Yesterday, a trove of secret documents was released regarding the NSA and its ongoing spying on citizens both abroad and here in the US. One of the programs mentioned, called DROPOUTJEEP, is particularly scary as it can give the Agency complete control of any iPhone.
These are some pretty serious allegations made against the NSA and maybe more-so Apple, who either has several unknown security holes in its mobile OS or is consciously giving the NSA access. Well the company just responded to these claims, and it appears to be the former…

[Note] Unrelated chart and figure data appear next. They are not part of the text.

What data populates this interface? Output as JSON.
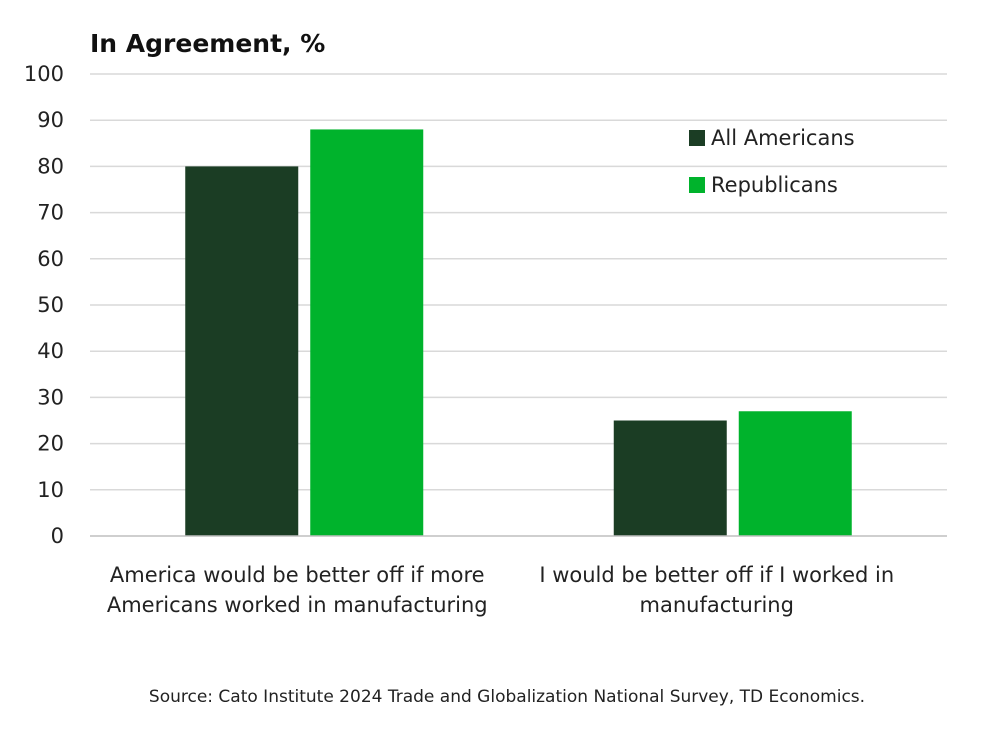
{
  "chart_data": {
    "type": "bar",
    "title": "In Agreement, %",
    "categories": [
      "America would be better off if more Americans worked in manufacturing",
      "I would be better off if I worked in manufacturing"
    ],
    "category_lines": [
      [
        "America would be better off if more",
        "Americans worked in manufacturing"
      ],
      [
        "I would be better off if I worked in",
        "manufacturing"
      ]
    ],
    "series": [
      {
        "name": "All Americans",
        "values": [
          80,
          25
        ],
        "color": "#1b3d24"
      },
      {
        "name": "Republicans",
        "values": [
          88,
          27
        ],
        "color": "#00b32c"
      }
    ],
    "ylim": [
      0,
      100
    ],
    "yticks": [
      0,
      10,
      20,
      30,
      40,
      50,
      60,
      70,
      80,
      90,
      100
    ],
    "xlabel": "",
    "ylabel": "",
    "grid": true,
    "legend_position": "top-right",
    "source": "Source: Cato Institute 2024 Trade and Globalization National Survey, TD Economics."
  }
}
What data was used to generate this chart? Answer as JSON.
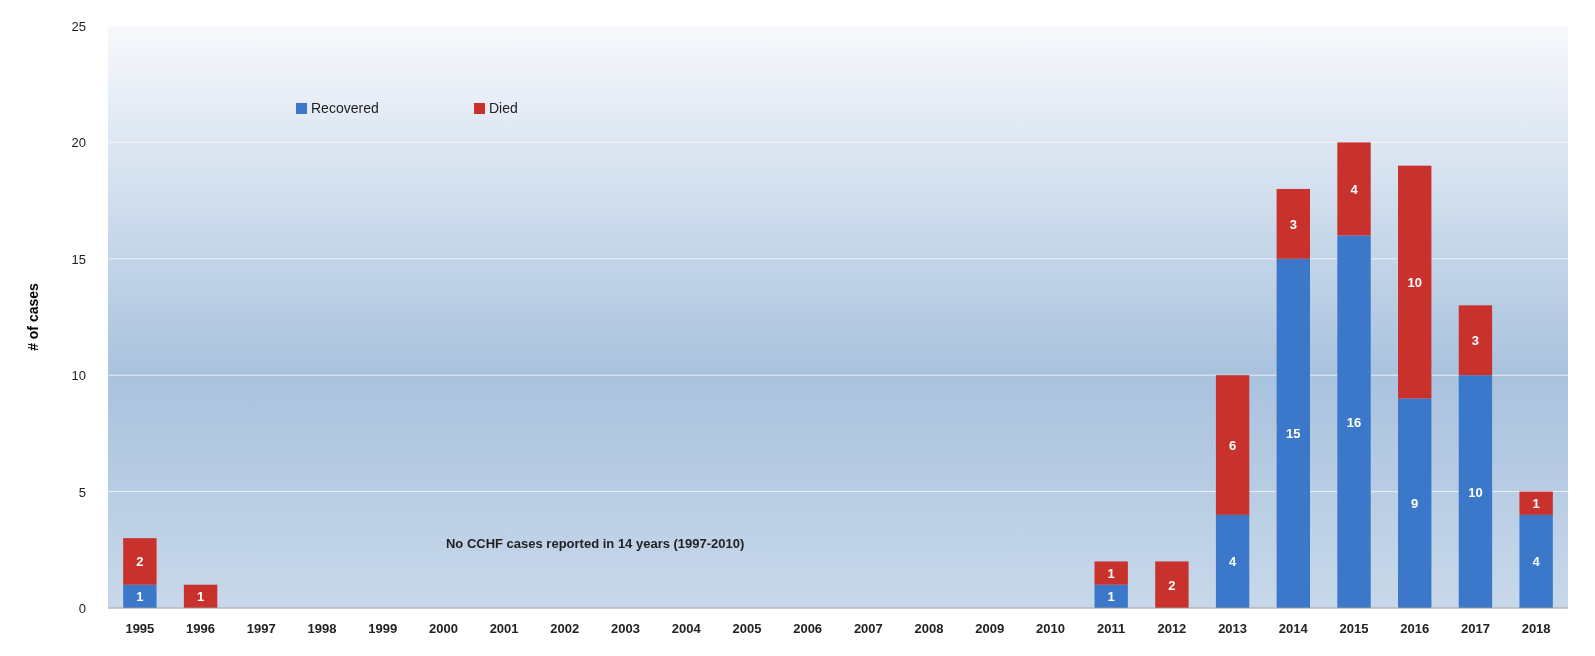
{
  "chart_data": {
    "type": "bar",
    "stacked": true,
    "ylabel": "# of cases",
    "categories": [
      "1995",
      "1996",
      "1997",
      "1998",
      "1999",
      "2000",
      "2001",
      "2002",
      "2003",
      "2004",
      "2005",
      "2006",
      "2007",
      "2008",
      "2009",
      "2010",
      "2011",
      "2012",
      "2013",
      "2014",
      "2015",
      "2016",
      "2017",
      "2018"
    ],
    "series": [
      {
        "name": "Recovered",
        "color": "#3b78c9",
        "values": [
          1,
          null,
          null,
          null,
          null,
          null,
          null,
          null,
          null,
          null,
          null,
          null,
          null,
          null,
          null,
          null,
          1,
          null,
          4,
          15,
          16,
          9,
          10,
          4
        ]
      },
      {
        "name": "Died",
        "color": "#c8312c",
        "values": [
          2,
          1,
          null,
          null,
          null,
          null,
          null,
          null,
          null,
          null,
          null,
          null,
          null,
          null,
          null,
          null,
          1,
          2,
          6,
          3,
          4,
          10,
          3,
          1
        ]
      }
    ],
    "ylim": [
      0,
      25
    ],
    "yticks": [
      0,
      5,
      10,
      15,
      20,
      25
    ],
    "grid": "y",
    "legend": "top left",
    "data_labels": true,
    "annotations": [
      "No CCHF cases reported in 14 years (1997-2010)"
    ]
  }
}
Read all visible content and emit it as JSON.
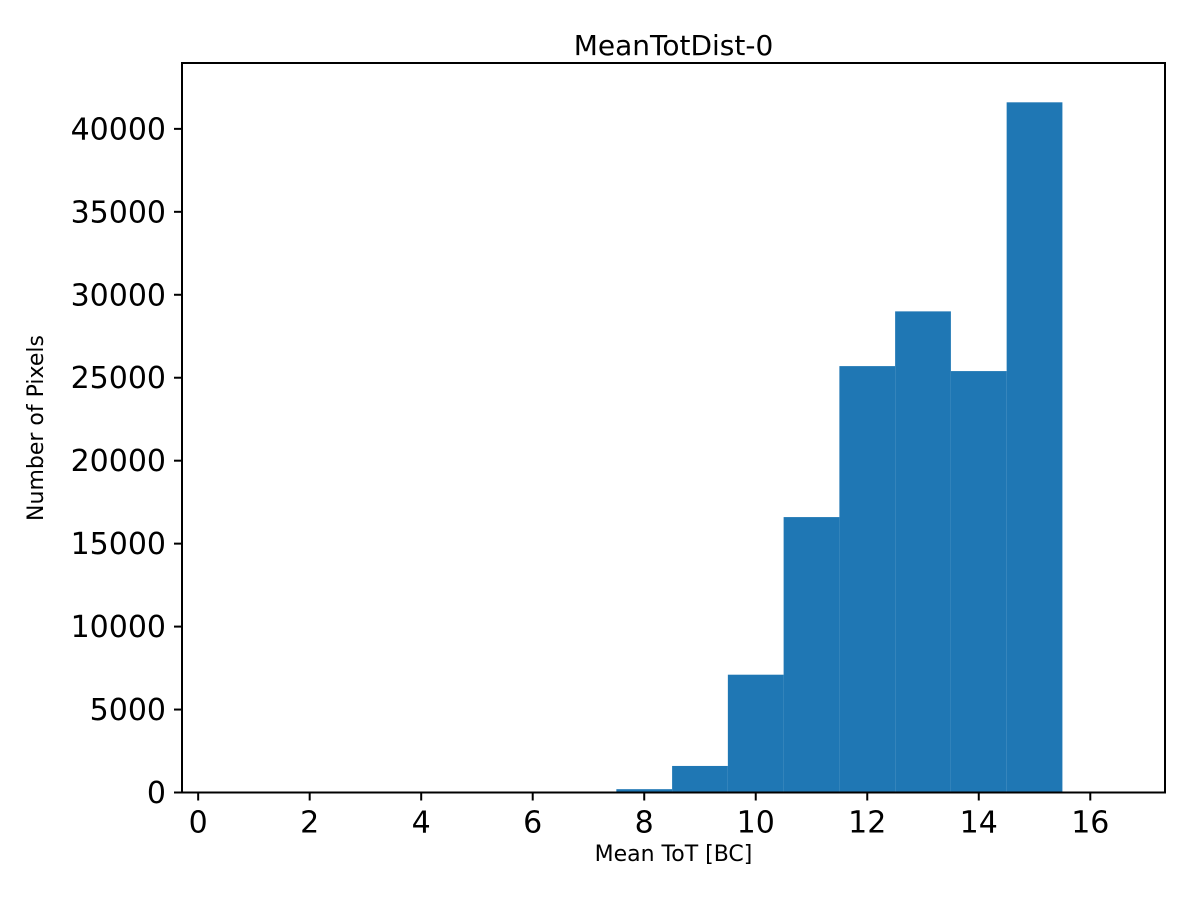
{
  "figure": {
    "title": "MeanTotDist-0",
    "xlabel": "Mean ToT [BC]",
    "ylabel": "Number of Pixels"
  },
  "chart_data": {
    "type": "bar",
    "subtype": "histogram",
    "title": "MeanTotDist-0",
    "xlabel": "Mean ToT [BC]",
    "ylabel": "Number of Pixels",
    "bar_color": "#1f77b4",
    "bin_edges": [
      7.5,
      8.5,
      9.5,
      10.5,
      11.5,
      12.5,
      13.5,
      14.5,
      15.5
    ],
    "bin_centers": [
      8,
      9,
      10,
      11,
      12,
      13,
      14,
      15
    ],
    "counts": [
      200,
      1600,
      7100,
      16600,
      25700,
      29000,
      25400,
      41600
    ],
    "xticks": [
      0,
      2,
      4,
      6,
      8,
      10,
      12,
      14,
      16
    ],
    "yticks": [
      0,
      5000,
      10000,
      15000,
      20000,
      25000,
      30000,
      35000,
      40000
    ],
    "xlim": [
      -0.29,
      17.34
    ],
    "ylim": [
      0,
      43970
    ],
    "grid": false,
    "legend": null
  }
}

AllThingsD has Apple’s full statement:
“Apple has never worked with the NSA to create a backdoor in any of our products, including iPhone. Additionally, we have been unaware of this alleged NSA program targeting our products. We care deeply about our customers’ privacy and security. Our team is continuously working to make our products even more secure, and we make it easy for customers to keep their software up to date with the latest advancements. Whenever we hear about attempts to undermine Apple’s industry-leading security, we thoroughly investigate and take appropriate steps to protect our customers. We will continue to use our resources to stay ahead of malicious hackers and defend our customers from security attacks, regardless of who’s behind them.”
For those that missed it, Apple is responding to claims that it might be leaving exploits in iOS for the NSA to install backdoors into its iPhones. The Agency has apparently been rerouting shipments of online orders for the handset, installing spyware, and shipping them off to users.
This is the second time Apple has publicly responded to allegations that it is involved in some type of spying program with the National Security Agency. Back in June, the company was mentioned along with 8 other tech giants as members of the PRSIM program, which it also denied.
While the consensus seems to be that ‘this shouldn’t matter if you’re not doing anything illegal,’ there are a lot of users who feel this is a violation of their privacy and even against the law. Apple, for its part, has been pushing for more transparency on court-ordered user info requests.